Touché, le tourisme fluvial réfléchit aux solutions pour ne pas couler
« La clé de voûte, c’est le maintien du chômage partiel jusqu’au 30 juin, sinon on sera obligés de licencier et on perdra nos compétences », lance Sylvain Ginier, dirigeant de Les Bateliers du Lot, au cours d'une visioconférence sur le tourisme fluvial organisée le 17 novembre par le Comité régional du tourisme et des loisirs (CRTL) Occitanie. Objectif : fédérer professionnels et institutionnels, sur fond de crise sanitaire responsable, cet été, d'une baisse du trafic de 50 % dans la région. « Le décrochage de la clientèle étrangère a été compensé par le clientèle de proximité. La saison a été sauvée. Mais depuis septembre, c’est catastrophique et cela annonce des temps difficiles », explique Phillipe Berto, directeur général délégué du CRTL Occitanie, à la centaine de dirigeants connectés.

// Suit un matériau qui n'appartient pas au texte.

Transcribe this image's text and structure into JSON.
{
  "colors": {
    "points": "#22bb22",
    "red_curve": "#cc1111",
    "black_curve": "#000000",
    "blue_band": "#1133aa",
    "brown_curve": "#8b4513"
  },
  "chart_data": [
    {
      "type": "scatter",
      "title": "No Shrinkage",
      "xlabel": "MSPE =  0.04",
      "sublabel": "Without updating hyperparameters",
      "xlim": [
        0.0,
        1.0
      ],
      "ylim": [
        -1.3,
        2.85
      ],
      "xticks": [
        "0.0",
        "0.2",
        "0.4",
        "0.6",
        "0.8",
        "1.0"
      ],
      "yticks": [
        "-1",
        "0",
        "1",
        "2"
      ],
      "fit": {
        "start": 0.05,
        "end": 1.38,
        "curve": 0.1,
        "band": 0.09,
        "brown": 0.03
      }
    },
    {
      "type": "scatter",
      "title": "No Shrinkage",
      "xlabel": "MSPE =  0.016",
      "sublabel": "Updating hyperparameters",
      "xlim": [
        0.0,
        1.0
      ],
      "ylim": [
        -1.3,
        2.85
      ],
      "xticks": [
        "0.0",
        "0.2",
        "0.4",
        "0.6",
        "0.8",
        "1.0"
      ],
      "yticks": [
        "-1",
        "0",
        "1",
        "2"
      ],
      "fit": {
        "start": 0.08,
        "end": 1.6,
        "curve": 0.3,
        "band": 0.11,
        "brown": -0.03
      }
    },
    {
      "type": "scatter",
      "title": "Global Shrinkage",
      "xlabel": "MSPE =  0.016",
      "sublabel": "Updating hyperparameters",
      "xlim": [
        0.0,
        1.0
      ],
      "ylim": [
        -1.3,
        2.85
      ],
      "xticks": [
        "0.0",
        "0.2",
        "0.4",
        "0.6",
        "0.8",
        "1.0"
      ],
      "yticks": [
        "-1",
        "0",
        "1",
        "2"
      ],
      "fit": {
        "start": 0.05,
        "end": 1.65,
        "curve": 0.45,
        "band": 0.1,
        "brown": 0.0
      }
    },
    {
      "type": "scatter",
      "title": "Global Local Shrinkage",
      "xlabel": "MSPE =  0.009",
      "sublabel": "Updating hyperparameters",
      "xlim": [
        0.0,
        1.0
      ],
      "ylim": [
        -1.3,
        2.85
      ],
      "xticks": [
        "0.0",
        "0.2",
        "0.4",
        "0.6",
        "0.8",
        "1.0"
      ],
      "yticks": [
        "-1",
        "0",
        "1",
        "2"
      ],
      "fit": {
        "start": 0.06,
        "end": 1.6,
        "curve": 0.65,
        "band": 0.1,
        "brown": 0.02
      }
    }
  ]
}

Les mesures de soutien de VNF
Leur rebond dépend d'une meilleure coopération entre les différents acteurs du tourisme de groupes, en particulier « les autocaristes français qui nous permettent d’ouvrir d’avril à septembre », à condition que ces derniers, en souffrance, tiennent le coup financièrement, insiste Sylvain Ginier. En complément des mesures gouvernementales (activité partielle, PGE...), les professionnels peuvent compter sur l'opérateur Voies navigables de France (VNF) qui a annulé la redevance domaniale de mars à mai, puis accordé une remise de 50 % sur la part fixe de celle-ci lors des deuxième et troisième trimestres 2020, soit un coup de pouce de 300 k€. Et Henri Bouysses, directeur territorial de VNF Sud Ouest, de positiver : « Le point fort du fluvial, c'est qu'il permet de respecter la distanciation physique, grâce aux espaces de respiration », du canal de la Garonne à celui du Midi.
Le virage vert, les professionnels y pensent mais ce n'est pas une priorité
Fuyant les métropoles, les clients sont plus que jamais en quête « d’espaces protégés, en pleine nature, loin du stress de la foule », confirme Phillipe Berto, pour qui le tourisme vert est l'axe de développement à privilégier. Selon une étude du CRTL, 98 % des professionnels déclarent êtres sensibles au développement durable mais 80 % d'entre eux reconnaissent ne pas avoir engagé de mesures concrètes… C'est le cas de Khadija Meddahi, dirigeante de la société héraultaise Le Capitan : « Ce n'est pas facile à mettre en place, mais s’il y a des idées et de l’aide, nous sommes preneurs. » Il faut dire qu'elle a d'autres préoccupations en ce moment : « Habituellement, nos deux bateaux tournent entre 160 et 180 jours. En 2020, ce sera 62 et 63 jours. On espère se rattraper en démarrant la saison plus tôt et en prolongeant l'après-saison. C'est ce qui nous a manqué cette année. »
Le casse-tête des réservations de dernière minute
Autre piste pour traverser la crise : viser une clientèle individuelle, à l'image de l'entreprise bourguignonne Les Canalous, implantée dans la région, de Carcassonne (11) à Carnon (34), et spécialisée dans la location de bateaux habitables de sept à quinze mètres pour un équipage moyen de six personnes. « En opposition au tourisme de masse, notre produit est extrêmement rassurant, car on est entre amis, entre proches. Or, les gens ont besoin d'avoir ce contact en cette période d’éloignement à cause des confinements », note Alfred Carignant, le PDG. Ce dernier ne crie pas pour autant victoire, faute de visibilité liée à la situation sanitaire. Résultat, les clients naviguent, eux aussi, en eaux troubles... Ainsi fini « l’early booking », à 70 % par des étrangers, place aux réservations de dernière minute, par des locaux.